Donggang Yao, Georgia Institute of Technology
In this paper, we present a viscoelastic fluid formulation containing fractal time derivative. We demonstrate that the inclusion of fractality allows one to model multiscale effects of typical viscoelastic fluids, overcoming undesired stationary predictions and reducing or even eliminating multiple modes in data fitting. The linear version of the fractal model is scaled up to large deformation by incorporation of objective rotation in the constitutive formulation. The resulting model having five model parameters (one for degree of fractality, two for linear viscoelasticity, one for straining, and the last one for rotation) is able to fit startup shear viscosity of a high molecular weight polystyrene solution in high accuracy, and yet using only a single mode.

4:30 pm – 5:00 pm:
Molecular Weight Distribution Prediction of Rheology against Gel Permeation Chromatography for Film Grade Polypropylene

Hoda Bayazian, Ph.D Employee, Faculty of Mechanical Engineering, Paderborn University, Germany
General purpose isotactic polypropylene (iPP) grades are not very suitable for processing operations subjected to sever elongation flow field due to their tension thinning behavior and low melt strength of their essentially linear nature. Yet, by some modification in their structure, or even changing the shaping process design, they may be readily be used in processes such as blow molding, fiber spinning, BOPP processing, etc. In this work, suitability and molecular structure requirement of two commercial PP homo-polymer film grades for slit-die extrusion were investigated. Molecular weight distribution (MWD), as the main parameter to describe the molecular structure of a linear polymer, of these resins were evaluated through measurements of GPC and rheology. From their dynamic shear data the relaxation spectra, h(τ), were calculated from which MWD was estimated using molecular viscoelastic theories and then compared with the GPC results. Generally good agreement, but with narrower MWD rheology curves was found. Exception was observed for the grade for which rheological data predicted bimodal distribution curve comprising a small shoulder of high MW, not seen in the corresponding GPC curve. A higher value of the generalized mixing parameter than that of the double reptation model which was found for this bimodal grade was attributed to an increase in the number of entanglements and better network connectivity.

5:00 pm – 5:30 pm:
Effect of Molecular Weight on Dynamics of Linear Isotactic Polypropylene Melt at Very High Shear Rates

Martin Zatloukal, Tomas Bata University in Zlin
In this work, three isotactic linear polypropylenes, with weight average molecular weights between 56 250 – 75 850 g/mol, have been characterized at 230oC over a very wide shear rate range.

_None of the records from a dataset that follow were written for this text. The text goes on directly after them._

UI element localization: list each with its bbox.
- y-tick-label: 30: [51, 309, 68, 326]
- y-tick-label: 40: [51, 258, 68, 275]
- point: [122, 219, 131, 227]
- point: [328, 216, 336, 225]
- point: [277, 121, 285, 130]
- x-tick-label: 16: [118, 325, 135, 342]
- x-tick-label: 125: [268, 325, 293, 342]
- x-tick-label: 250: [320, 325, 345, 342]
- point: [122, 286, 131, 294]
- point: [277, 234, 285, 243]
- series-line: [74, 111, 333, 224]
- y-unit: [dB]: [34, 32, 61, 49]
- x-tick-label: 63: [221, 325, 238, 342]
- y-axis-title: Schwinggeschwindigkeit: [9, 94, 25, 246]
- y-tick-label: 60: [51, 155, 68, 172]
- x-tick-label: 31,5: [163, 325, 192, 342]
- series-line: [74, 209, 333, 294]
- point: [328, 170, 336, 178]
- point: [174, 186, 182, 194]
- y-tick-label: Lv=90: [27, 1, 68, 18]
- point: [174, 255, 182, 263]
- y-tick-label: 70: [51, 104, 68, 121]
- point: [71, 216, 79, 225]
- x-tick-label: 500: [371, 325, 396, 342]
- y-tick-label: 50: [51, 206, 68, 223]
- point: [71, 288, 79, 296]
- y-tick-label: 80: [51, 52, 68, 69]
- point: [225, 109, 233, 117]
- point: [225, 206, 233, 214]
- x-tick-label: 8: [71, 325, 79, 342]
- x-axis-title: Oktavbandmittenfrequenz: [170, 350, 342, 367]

A low shear rate primary Newtonian plateau, a pseudoplastic region and a well developed secondary Newtonian plateau were identified for all the polypropylene melts. Flow activation energy at low (E0) and high (Einfin) shear rates was found to be 56.590 kJ/mol and 25.204 kJ/mol, respectively. For the first time, it has been discovered that the secondary Newtonian viscosity, EtaInfin, depends linearly on the weight average molecular weight, Mw, in log-log scale as EtaInfin=1.19*10^(-6)*Mw^(1.084). The observed slope close to 1 between Einfin and Mw suggests that polymer chains in the melt are disentangled at the secondary Newtonian plateau region. This conclusion is supported by the experimental observation that the high shear rate flow activation energy Einfin for given PP melts is comparable with the flow activation energy of PP like oligomer (squalane, C30H62; 2,6,10,15,19,23-hexamethyltetracosane).

5:30 pm – 6:00 pm:
Influence of Oscillating Surfaces on the Rheological Behavior of Thermoplastic Melt

Julius Geis, TU Ilmenau
This paper deals with the behavior of thermoplastic melt, which is excited by oscillations via piezoelectric actuators. The experimental setup is designed to transmit vibrations directly into the melt. The result of this procedure is a reduced viscosity for two different thermoplastic resins of up to 23 %. Amplitude and melt temperature have little to no effect on viscosity reduction during oscillation.